Lionel Bouton wrote:
> These are CPU-level profiling tools, as:
> - the CPU is the same in and out of UML,
> - I certainly don't have access to the performance counters from 
> user-mode-linux,
> they won't be of much use for me (profiling the behavior of 
> user-mode-linux is not what I'm after).

I disagree here.

1. User-mode Linux is a guest in some host. (Gentoo, wasn't it?) In a 
sense, UML is the application, even though it's executing code on behalf 
of the benchmark, which is the application you care about. So profiling 
the host with *oprofile* will tell you what the whole host is doing, 
including the UML guest and the benchmark within it.

2. The actual physical processor(s) will be the same in and out of UML, 
yes.
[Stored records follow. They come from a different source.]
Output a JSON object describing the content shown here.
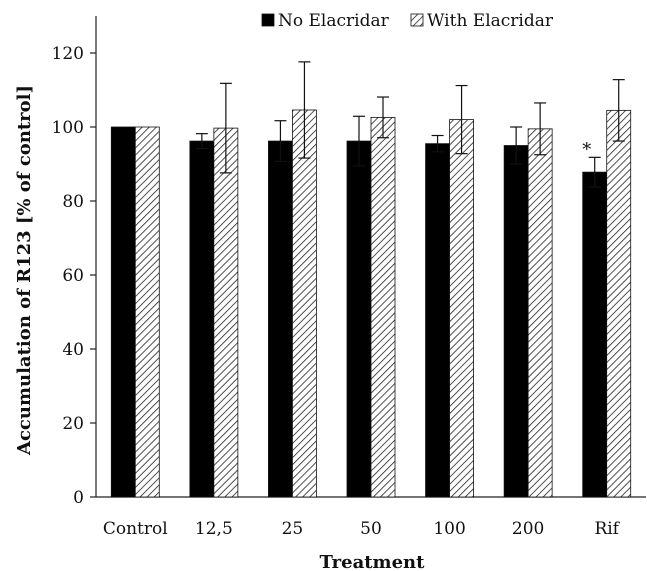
{
  "chart_data": {
    "type": "bar",
    "title": "",
    "xlabel": "Treatment",
    "ylabel": "Accumulation of R123 [% of control]",
    "categories": [
      "Control",
      "12,5",
      "25",
      "50",
      "100",
      "200",
      "Rif"
    ],
    "series": [
      {
        "name": "No Elacridar",
        "values": [
          100,
          96.2,
          96.2,
          96.2,
          95.5,
          95.0,
          87.8
        ],
        "errors": [
          0,
          2.0,
          5.5,
          6.7,
          2.2,
          5.0,
          4.0
        ],
        "color": "#000000",
        "fill_style": "solid"
      },
      {
        "name": "With Elacridar",
        "values": [
          100,
          99.7,
          104.6,
          102.6,
          102.0,
          99.5,
          104.5
        ],
        "errors": [
          0,
          12.1,
          13.0,
          5.5,
          9.2,
          7.0,
          8.3
        ],
        "color": "#000000",
        "fill_style": "diagonal-hatch"
      }
    ],
    "annotations": [
      {
        "text": "*",
        "category": "Rif",
        "series": "No Elacridar"
      }
    ],
    "yticks": [
      0,
      20,
      40,
      60,
      80,
      100,
      120
    ],
    "ylim": [
      0,
      130
    ],
    "grid": false,
    "legend_position": "top-right"
  }
}
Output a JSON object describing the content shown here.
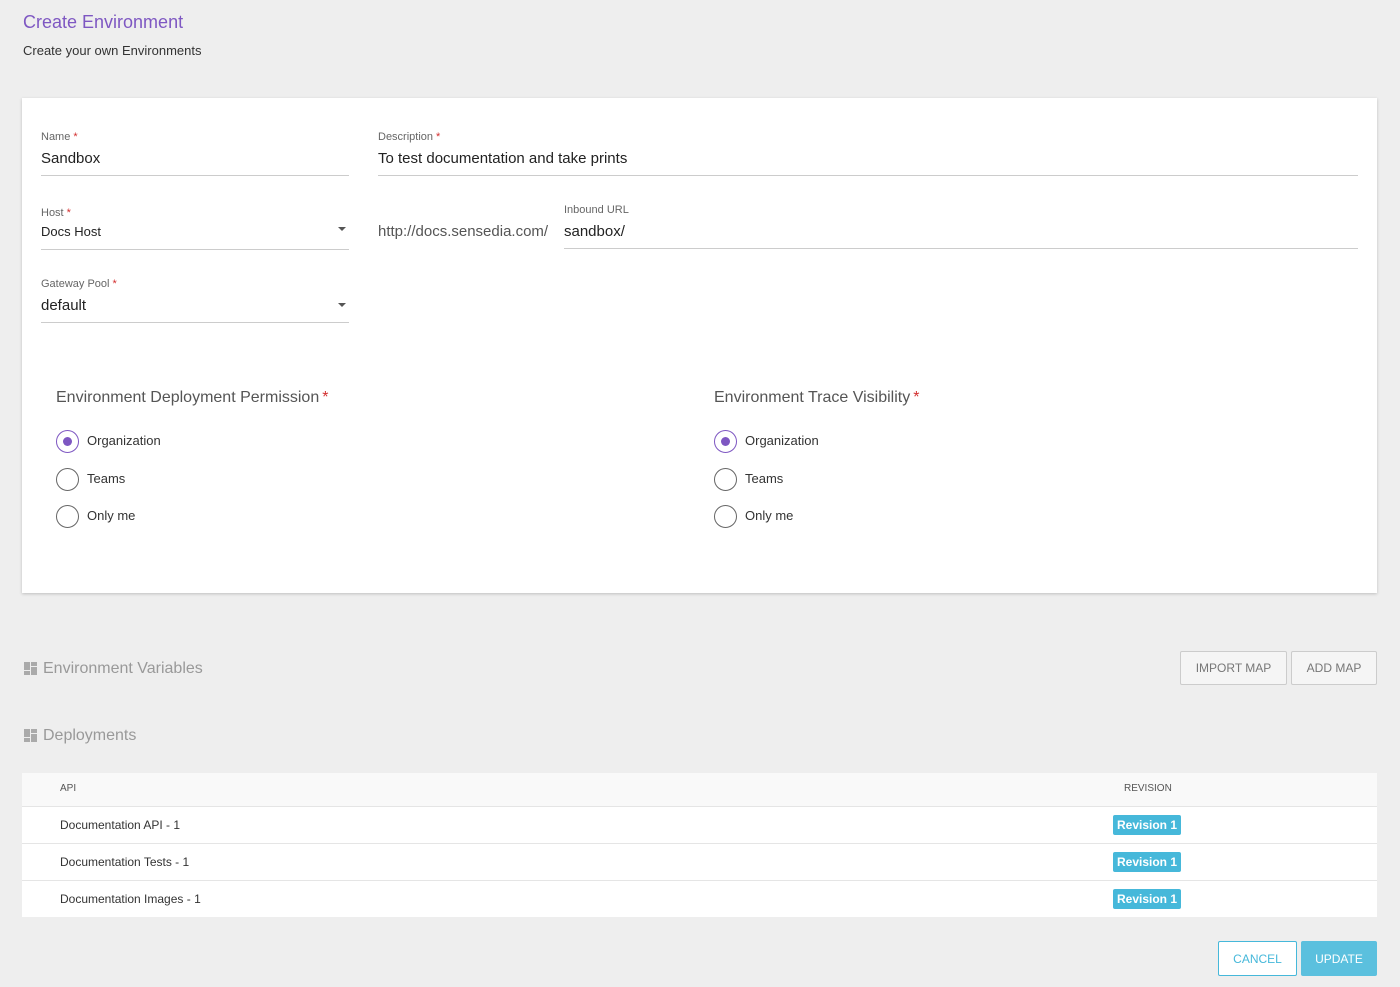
{
  "header": {
    "title": "Create Environment",
    "subtitle": "Create your own Environments"
  },
  "form": {
    "required_mark": "*",
    "name": {
      "label": "Name",
      "value": "Sandbox"
    },
    "description": {
      "label": "Description",
      "value": "To test documentation and take prints"
    },
    "host": {
      "label": "Host",
      "value": "Docs Host"
    },
    "inbound_url": {
      "prefix": "http://docs.sensedia.com/",
      "label": "Inbound URL",
      "value": "sandbox/"
    },
    "gateway_pool": {
      "label": "Gateway Pool",
      "value": "default"
    }
  },
  "radio_groups": [
    {
      "title": "Environment Deployment Permission",
      "options": [
        "Organization",
        "Teams",
        "Only me"
      ],
      "selected": 0
    },
    {
      "title": "Environment Trace Visibility",
      "options": [
        "Organization",
        "Teams",
        "Only me"
      ],
      "selected": 0
    }
  ],
  "environment_variables": {
    "title": "Environment Variables",
    "buttons": [
      "IMPORT MAP",
      "ADD MAP"
    ]
  },
  "deployments": {
    "title": "Deployments",
    "columns": [
      "API",
      "REVISION"
    ],
    "rows": [
      [
        "Documentation API - 1",
        "Revision 1"
      ],
      [
        "Documentation Tests - 1",
        "Revision 1"
      ],
      [
        "Documentation Images - 1",
        "Revision 1"
      ]
    ]
  },
  "footer": {
    "buttons": [
      "CANCEL",
      "UPDATE"
    ]
  }
}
However, what the "OS" does with those processors, especially with 
respect to caches, will be different. There are other things that could 
affect this, like branch prediction, or the system call possibility you 
noted before. oprofile and the CodeAnalyst wrapper will tell you how 
efficiently the processor is being used in both cases.

> Eventually when I have time to narrow down the problem myself, I'll 
> launch strace on the benchmark, study the differences and submit the 
> list of system calls to the UML coders asking why some can be faster on 
> UML than on the host kernel.
> 
> Lionel
> 
> 

As long as you're experimenting, you might want to try this with a Xen 
domu host and dom0 guest. Or a VMware Server. In either case, oprofile 
on the host should give you some interesting information.